This issue includes 8 Fast-Track articles given as oral presentations at the Annual Meeting of the Society for Maternal-Fetal Medicine in February 2010. Three of these articles focus on an important issue in obstetrics: elective delivery <39 completed weeks of gestation.
Bailit et al report data on >200,000 births from the Consortium on Safe Labor, a National Institutes of Health–funded initiative. The results of their study broadly suggest that neonatal outcome is optimal at 39-40 weeks’ gestation for all types of labor. Wilmink et al use data from The Netherlands Perinatal Registry to assess whether the timing of elective cesarean influences perinatal outcomes. These authors used a composite outcome of clinically relevant endpoints. Overall, this study suggests that elective delivery >39 weeks was associated with the most favorable outcome. These 2 studies support prior work suggesting that elective delivery <39 weeks (in the absence of fetal lung maturity) is not a good strategy.
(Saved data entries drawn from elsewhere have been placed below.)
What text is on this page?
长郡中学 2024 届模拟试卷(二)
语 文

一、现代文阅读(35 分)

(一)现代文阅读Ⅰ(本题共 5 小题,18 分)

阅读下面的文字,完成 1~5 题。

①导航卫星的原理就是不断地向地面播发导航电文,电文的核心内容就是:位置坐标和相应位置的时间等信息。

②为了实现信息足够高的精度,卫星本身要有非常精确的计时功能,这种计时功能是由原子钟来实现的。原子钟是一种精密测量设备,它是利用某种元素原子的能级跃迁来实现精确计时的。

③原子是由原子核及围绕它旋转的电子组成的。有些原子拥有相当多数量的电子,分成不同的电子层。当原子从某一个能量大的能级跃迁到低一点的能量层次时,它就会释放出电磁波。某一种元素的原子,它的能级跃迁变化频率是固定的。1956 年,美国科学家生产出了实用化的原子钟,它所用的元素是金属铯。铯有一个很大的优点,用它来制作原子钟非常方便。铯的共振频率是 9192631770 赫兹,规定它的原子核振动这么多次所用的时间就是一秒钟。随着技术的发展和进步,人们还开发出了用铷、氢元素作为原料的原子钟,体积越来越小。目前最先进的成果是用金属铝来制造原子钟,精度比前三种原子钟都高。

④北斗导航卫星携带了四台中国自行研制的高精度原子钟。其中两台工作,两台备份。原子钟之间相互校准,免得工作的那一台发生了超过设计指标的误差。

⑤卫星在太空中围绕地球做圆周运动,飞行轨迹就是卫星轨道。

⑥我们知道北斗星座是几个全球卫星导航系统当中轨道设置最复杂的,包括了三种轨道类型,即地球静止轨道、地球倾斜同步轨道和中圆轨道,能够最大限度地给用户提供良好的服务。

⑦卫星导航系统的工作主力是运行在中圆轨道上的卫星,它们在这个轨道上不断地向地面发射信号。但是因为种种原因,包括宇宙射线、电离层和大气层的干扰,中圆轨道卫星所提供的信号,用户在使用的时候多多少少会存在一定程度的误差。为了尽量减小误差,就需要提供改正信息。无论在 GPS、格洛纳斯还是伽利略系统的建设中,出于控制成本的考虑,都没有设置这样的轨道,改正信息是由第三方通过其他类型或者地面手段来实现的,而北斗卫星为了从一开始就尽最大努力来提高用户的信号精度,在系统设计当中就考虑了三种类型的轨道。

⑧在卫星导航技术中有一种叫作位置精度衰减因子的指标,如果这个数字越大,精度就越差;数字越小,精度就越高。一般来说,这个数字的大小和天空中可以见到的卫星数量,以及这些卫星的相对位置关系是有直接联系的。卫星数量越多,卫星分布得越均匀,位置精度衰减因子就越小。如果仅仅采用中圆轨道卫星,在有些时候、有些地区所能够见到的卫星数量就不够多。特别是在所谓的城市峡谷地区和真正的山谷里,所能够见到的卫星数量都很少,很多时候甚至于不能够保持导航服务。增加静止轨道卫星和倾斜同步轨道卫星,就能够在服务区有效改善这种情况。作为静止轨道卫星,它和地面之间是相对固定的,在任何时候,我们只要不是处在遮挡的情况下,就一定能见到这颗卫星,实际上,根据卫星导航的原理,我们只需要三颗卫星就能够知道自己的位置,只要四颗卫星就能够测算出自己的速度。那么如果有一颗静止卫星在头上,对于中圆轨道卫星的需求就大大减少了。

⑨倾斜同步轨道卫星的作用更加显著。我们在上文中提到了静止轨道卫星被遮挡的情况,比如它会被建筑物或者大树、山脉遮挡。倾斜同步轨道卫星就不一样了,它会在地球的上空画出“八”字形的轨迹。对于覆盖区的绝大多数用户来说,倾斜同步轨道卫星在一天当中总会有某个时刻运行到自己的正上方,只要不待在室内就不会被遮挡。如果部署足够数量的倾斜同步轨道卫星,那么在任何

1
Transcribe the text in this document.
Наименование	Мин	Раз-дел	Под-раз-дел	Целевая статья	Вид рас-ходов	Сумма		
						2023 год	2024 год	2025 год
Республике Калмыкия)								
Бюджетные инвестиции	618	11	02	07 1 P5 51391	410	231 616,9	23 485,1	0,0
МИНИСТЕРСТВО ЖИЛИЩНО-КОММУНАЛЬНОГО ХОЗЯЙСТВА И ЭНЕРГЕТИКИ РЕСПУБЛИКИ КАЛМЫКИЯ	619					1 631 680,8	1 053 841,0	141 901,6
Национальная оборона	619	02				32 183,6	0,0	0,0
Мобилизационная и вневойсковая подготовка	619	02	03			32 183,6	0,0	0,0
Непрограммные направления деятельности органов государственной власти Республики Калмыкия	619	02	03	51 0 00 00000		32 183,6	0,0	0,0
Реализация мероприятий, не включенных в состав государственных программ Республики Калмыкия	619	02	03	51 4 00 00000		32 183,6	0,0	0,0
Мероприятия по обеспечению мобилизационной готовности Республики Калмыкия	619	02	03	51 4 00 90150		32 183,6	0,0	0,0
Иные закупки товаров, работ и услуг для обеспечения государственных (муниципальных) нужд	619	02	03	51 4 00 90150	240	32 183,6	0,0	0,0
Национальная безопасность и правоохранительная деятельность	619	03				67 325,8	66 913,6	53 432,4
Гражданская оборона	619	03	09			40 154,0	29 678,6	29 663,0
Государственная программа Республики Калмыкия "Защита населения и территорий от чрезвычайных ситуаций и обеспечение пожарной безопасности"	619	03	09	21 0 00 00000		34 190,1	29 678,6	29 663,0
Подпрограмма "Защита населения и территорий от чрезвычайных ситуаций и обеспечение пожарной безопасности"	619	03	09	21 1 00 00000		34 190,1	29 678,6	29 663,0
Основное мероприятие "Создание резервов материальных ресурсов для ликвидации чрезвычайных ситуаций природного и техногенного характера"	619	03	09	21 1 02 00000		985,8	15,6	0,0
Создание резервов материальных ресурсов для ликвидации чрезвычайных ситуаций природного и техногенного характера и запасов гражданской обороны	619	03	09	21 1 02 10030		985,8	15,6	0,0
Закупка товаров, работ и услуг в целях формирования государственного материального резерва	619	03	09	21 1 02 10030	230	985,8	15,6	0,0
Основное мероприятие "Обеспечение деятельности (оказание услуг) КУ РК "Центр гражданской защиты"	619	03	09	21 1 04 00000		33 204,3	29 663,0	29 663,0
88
Still, there are many practitioners who perform elective deliveries <39 weeks (as evidenced in the Wilmink et al article), and a logical question is whether there are interventions that can alter physician behavior. That is precisely where the article by the Ohio Perinatal Quality Collaborative fits. The Ohio Perinatal Quality Collaborative reports a multisite initiative to reduce elective deliveries between 36-38.6 weeks in Ohio. The intervention tested was actually tailored specifically to the needs of a specific hospital. The results of this study were quite impressive, with a reduction in elective deliveries between 36-38.6 weeks from 25-5%. Importantly, this is not an artifact of increased documentation of a “reason” for early delivery, as there was an observed increase in deliveries >39 weeks.
Taken together, these 3 excellent articles suggest that not only do elective deliveries <39 weeks lead to worse neonatal outcomes, but that there are likely interventions to change this practice.